Value added tax specifications
For income tax purposes, there is no difference between the concepts ‘transfer of property’ and ‘succession of property’, or to whom the property transfers, whether from an undertaking to a sole proprietor or to a company. However, for the purposes of the Value Added Tax Act, the transfer and succession of the sole proprietor's assets are interpreted differently.
The transfer of a business upon the succession means in general that the property transfers to somebody who is the next of kin who will then continue the similar business. This may be considered as a continuing activity. If the person who continues the activity registers himself/herself as a person liable to value added tax, he/she will take over all the obligations and rights relating to the value added tax on the property transferred to him/her and there is no need to recalculate the input value added tax deducted earlier from the transferable fixed assets. At the same time, it means that the recipient of the estate (a person liable to value added tax) is also obliged to add value added tax to the supply for the transfer of the said property, if not the supply exempt from tax is concerned.
The transfer of the property may be handled likewise if the sole proprietor transfers the fixed assets as a non-monetary contribution to his/her own private limited company and continues himself/herself with the similar business in the private limited company. It is not required to recalculate input value added tax on the transferable fixed assets. The obligation to add value added tax arises upon the transfer of the property by a private limited company. A problem may arise if fixed assets are immovable property in respect of which the sole proprietor has deducted input tax. The period for the recalculation of the input value added tax deducted is ten years in the case of an immovable. If the period for the use of an immovable both by the sole proprietor and his/her private limited company is less than ten years for the purpose of taxable supply, the private limited company is required to recalculate the earlier deducted input value added tax upon the transfer of the immovable exempt from tax.
If the property is transferred to another company continuing the sole proprietor’s business, it can be:
- the transfer of the business,
- a non-monetary contribution,
- the transfer of goods for money or free of charge.

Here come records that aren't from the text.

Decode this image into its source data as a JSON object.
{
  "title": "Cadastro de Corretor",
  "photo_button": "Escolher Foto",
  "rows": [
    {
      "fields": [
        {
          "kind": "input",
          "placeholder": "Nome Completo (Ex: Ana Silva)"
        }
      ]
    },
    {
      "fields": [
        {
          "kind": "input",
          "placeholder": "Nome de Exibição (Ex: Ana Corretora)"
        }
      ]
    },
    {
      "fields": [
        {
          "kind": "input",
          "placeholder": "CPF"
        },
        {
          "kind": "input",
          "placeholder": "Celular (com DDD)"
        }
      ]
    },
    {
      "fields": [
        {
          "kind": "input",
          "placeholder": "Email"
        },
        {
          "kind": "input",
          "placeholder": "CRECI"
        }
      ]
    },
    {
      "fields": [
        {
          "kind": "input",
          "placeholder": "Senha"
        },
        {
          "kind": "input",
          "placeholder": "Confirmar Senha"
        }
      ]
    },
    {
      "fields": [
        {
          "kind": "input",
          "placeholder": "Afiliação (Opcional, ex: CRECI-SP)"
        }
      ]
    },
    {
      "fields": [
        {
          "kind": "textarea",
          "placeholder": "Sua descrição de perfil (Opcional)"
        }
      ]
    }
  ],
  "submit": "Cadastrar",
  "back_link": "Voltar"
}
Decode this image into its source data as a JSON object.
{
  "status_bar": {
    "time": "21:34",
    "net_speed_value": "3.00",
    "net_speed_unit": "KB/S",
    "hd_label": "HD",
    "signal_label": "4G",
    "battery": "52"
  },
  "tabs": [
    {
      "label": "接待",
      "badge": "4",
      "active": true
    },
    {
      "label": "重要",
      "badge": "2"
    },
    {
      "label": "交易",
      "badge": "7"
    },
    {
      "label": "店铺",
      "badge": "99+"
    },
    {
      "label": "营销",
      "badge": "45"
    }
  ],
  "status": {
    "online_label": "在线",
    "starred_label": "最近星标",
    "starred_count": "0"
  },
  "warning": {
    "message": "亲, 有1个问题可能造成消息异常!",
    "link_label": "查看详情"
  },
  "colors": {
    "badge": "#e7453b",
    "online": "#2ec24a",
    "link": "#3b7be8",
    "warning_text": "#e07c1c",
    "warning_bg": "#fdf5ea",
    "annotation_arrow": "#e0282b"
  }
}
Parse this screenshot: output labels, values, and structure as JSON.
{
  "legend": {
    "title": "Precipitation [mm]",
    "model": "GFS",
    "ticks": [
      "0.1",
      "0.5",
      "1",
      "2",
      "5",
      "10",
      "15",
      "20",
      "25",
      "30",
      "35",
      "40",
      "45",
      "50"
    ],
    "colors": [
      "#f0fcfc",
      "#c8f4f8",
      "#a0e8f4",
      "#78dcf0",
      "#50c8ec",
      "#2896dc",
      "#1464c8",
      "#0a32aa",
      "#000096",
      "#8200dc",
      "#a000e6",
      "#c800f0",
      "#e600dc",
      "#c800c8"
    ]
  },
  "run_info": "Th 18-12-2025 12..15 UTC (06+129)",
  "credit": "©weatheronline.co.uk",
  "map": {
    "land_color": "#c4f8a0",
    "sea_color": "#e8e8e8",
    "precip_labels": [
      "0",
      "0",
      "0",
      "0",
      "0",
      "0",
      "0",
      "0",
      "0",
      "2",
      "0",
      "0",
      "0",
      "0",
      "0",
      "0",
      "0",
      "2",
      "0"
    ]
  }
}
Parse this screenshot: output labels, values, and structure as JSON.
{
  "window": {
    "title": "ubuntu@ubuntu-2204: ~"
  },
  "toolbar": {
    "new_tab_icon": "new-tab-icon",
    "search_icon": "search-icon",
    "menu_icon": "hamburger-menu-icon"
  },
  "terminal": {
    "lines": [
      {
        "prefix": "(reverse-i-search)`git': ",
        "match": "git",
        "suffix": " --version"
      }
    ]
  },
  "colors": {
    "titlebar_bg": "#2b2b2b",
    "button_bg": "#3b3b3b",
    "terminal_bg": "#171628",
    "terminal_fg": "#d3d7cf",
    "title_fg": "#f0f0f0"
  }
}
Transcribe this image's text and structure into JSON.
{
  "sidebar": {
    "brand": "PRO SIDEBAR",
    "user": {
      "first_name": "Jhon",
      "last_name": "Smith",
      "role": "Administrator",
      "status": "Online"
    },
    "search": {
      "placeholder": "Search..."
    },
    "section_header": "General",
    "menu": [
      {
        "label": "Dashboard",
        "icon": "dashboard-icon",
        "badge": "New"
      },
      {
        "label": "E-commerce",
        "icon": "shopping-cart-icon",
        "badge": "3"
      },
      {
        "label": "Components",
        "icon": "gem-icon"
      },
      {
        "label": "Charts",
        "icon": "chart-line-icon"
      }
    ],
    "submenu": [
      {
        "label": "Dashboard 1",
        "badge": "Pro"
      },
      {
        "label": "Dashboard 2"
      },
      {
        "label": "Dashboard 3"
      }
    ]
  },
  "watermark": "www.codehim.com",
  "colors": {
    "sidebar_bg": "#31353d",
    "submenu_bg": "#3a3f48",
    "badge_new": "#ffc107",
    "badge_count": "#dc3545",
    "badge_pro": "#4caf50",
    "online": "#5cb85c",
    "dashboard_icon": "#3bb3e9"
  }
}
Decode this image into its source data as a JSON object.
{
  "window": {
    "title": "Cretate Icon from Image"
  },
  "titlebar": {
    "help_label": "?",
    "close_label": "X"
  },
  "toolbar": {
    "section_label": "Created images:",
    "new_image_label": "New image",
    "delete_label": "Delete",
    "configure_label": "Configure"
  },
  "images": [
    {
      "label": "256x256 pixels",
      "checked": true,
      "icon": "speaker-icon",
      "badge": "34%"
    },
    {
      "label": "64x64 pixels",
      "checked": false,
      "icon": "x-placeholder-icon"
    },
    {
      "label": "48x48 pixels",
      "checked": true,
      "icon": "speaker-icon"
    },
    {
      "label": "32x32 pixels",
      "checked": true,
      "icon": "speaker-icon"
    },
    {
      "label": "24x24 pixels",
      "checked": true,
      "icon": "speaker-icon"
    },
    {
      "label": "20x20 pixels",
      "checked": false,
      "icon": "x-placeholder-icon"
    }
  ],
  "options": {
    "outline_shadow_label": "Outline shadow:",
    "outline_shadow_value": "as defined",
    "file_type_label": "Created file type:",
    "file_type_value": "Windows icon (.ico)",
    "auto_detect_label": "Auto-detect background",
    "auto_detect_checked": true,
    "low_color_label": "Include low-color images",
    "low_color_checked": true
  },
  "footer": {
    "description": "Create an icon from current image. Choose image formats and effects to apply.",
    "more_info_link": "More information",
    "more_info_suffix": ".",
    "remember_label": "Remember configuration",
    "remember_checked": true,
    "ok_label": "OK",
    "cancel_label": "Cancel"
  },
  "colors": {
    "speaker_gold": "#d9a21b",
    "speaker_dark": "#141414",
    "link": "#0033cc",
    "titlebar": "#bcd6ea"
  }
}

The transfer of a business or a part thereof for the purpose of the Law of Obligations Act does not create supply and there is no need to recalculate the input value added tax on the transferable fixed assets. If a transferee starts to use the property, whether for the purposes of the supply exempt from tax or for the purposes other than business, the rights and obligations will transfer to the acquirer, including the obligation to adjust the input value added tax. If an assignment of a separated property as a non-monetary contribution or the transfer of a separated property is concerned, the assignment or transfer of the property is subject to value added tax. The company receiving the property has the right to deduct the input value added tax on the basis of the invoice. This applies only in cases where the property will be used for the purposes of taxable supply in business. Thus, for VAT purposes, it is irrelevant to whom a fixed asset is given, it is important what will be done with the fixed assets further.
A sole proprietor has bought a tractor and deducted input value added tax. The sole proprietor assigns it formally to a sewing company. It is believed, that the sewing company will not start using the tractor for the purposes of its taxable supply and the sole proprietor has to recalculate the input value added tax or charge the assignment with value added tax.
As to leasing, the leasing under the conditions of operational lease and financial lease should be dealt with separately.
- If it is the leasing under the conditions of operational lease , for the purposes of the Value Added Tax Act, it is considered a service. If such a leasing contract is discontinued or transferred to a third party, there is no need to recalculate the input value added tax. However, if a leasing company submits a credit invoice according to which it has decreased the taxable supply of the leasing transaction and the value added tax paid thereon, the recipient of the credit invoice has to decrease its deducted input value added tax accordingly.
- If a leasing transaction is discontinued under the conditions of financial lease, it is the acquisition of a property by the lessee and upon using the fixed assets less than five years (in the case of an immovable less than ten years), the obligation to recalculate the input value added tax will arise. At the same time, there is no exact scheme how the first lessee should act if the leasing contract is discontinued. If a leasing company submits a credit invoice and the first lessee decreases its input value added tax deducted on the basis of it, there is no need to recalculate the input value added tax on this property. However, if no credit invoice is submitted, the obligation to recalculate will generally arise.
- If a tripartite contract is concluded between a lessor, the first lessee and the next lessee, the leasing company will generally not submit a credit invoice. If the first lessee has deducted the entire input and used the fixed assets less than five years (in the case of an immovable less than ten years), upon the termination of the contract or on the transfer, the obligation to recalculate the input value added tax deducted will arise for him/her.